Development of $\tau$ selection techniques and search for the Higgs boson produced in association with top quarks with the CMS detector at the LHC

This thesis presents a study of the Higgs boson production in association with one top quark (tH) top quarks ($\mathrm{t\bar{t}H}$) with the proton-proton collisions at 13 TeV provided by the LHC at the CMS detector at CERN. These production modes are important to characterize the coupling of the Higgs boson to the top quark ($y_t$), directly accessible upon measurement of the cross sections of these processes. Additionally, the processes are sensitive to the existence of physics beyond the Standard Model, as variations of the predicted couplings result in a measurable change of the value of the cross sections. The production of these processes is very rare; hence, maximizing the selection efficiency is essential. The first part of the thesis work is devoted to the optimization of the algorithm to select tau leptons that decay into hadrons ($\tau_h$) in the Level-1 (L1) trigger of CMS. The work is focused on the improvement of the trigger during Run 2 (2016-2018) and Run 3 (2022-2024) of the LHC and to the development of a new trigger concept for the High-Luminosity LHC (HL- LHC), foreseen to start in 2027. The data collected by these triggers is pivotal to enlarge the sensitivity to the tH and $\mathrm{t\bar{t}H}$ processes.

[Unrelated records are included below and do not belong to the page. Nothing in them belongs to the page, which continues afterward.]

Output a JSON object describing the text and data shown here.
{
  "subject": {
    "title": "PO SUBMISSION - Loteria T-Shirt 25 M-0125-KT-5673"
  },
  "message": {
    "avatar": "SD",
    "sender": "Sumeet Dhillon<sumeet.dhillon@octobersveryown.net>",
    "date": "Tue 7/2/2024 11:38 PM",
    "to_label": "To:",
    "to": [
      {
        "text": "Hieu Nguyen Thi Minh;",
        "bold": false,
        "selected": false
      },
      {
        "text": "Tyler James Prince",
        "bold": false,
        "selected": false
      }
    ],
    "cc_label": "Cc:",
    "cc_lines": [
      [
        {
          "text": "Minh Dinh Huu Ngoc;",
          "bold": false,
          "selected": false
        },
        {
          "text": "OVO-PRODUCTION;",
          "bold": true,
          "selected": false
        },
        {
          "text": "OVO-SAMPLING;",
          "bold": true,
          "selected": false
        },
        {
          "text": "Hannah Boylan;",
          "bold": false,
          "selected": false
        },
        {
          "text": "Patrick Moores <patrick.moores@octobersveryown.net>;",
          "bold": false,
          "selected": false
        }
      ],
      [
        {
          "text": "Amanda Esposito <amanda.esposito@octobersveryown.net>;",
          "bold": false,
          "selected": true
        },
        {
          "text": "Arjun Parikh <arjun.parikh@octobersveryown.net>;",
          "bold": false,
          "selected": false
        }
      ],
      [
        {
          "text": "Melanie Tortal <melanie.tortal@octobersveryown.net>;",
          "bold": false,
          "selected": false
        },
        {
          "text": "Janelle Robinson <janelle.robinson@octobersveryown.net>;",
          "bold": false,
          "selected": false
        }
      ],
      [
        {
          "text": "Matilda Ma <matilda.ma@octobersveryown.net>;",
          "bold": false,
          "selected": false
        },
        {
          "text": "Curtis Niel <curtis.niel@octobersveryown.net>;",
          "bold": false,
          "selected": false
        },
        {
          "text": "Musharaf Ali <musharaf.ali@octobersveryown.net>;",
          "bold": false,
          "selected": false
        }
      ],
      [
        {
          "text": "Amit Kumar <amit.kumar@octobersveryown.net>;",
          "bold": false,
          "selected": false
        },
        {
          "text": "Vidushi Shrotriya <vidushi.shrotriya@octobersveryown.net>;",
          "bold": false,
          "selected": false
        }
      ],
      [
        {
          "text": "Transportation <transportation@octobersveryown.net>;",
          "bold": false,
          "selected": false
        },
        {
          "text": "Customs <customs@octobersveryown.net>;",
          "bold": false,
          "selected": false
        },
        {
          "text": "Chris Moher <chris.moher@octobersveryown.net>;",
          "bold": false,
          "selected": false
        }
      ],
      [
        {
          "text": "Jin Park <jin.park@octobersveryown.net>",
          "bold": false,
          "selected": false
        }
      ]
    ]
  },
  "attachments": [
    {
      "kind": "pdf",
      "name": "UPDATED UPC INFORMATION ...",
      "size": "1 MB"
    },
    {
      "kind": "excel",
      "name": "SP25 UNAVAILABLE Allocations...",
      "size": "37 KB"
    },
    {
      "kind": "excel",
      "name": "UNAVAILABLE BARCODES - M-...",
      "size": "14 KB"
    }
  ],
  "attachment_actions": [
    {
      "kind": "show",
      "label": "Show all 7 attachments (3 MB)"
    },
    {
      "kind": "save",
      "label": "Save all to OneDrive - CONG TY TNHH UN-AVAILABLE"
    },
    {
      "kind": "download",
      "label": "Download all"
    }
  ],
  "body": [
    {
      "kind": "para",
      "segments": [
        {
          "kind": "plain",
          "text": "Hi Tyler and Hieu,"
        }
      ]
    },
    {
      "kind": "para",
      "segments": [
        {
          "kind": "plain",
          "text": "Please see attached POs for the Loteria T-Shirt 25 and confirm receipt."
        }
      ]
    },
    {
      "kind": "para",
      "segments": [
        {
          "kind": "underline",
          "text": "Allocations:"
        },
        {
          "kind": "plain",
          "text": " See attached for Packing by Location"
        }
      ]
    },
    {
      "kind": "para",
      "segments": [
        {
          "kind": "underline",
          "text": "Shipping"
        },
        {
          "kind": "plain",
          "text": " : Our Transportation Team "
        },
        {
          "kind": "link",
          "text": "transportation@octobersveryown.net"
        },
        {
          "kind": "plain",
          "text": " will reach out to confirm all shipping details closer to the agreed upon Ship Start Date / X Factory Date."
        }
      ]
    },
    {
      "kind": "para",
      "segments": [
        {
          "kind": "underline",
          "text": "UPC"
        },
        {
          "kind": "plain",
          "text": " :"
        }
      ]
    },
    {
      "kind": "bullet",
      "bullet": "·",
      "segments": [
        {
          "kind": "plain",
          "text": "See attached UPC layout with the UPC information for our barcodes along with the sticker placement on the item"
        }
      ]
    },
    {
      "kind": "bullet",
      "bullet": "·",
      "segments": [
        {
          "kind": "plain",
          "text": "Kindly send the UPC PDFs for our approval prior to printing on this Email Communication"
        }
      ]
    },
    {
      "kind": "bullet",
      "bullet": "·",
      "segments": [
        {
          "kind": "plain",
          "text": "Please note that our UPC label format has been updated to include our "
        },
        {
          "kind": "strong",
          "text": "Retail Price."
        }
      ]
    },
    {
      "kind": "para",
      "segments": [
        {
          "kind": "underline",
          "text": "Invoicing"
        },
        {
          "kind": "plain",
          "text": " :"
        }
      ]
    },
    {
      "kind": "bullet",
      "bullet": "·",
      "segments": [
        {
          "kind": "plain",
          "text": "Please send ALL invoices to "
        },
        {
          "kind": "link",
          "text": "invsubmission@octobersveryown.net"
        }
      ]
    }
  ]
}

The second part of the thesis work is dedicated to the search of the tH and $\mathrm{t\bar{t}H}$ processes where the Higgs boson decays into a W, Z or tau pair making use of the data produced in Run 2, corresponding to an integrated luminosity of $137~\mathrm{fb}^{-1}$. The presence of multiple background processes makes this analysis relatively complex. For this reason, multivariate techniques are employed to extract the signal making use of machine learning algorithms and the Matrix Element Method (MEM). The measured cross sections normalized to the theoretical prediction amount to 0.92$^{+0.26}_{-0.23}$ for $\mathrm{t\bar{t}H}$ and to $5.67^{+4.05}_{-3.98}$ for tH, in agreement with the Standard Model. The value of $y_t$ normalized to the theoretical prediction is contrained to the intervals $-0.9 < y_t < -0.7$ or $0.7 < y_t < 1.1$ at 95% confidence level.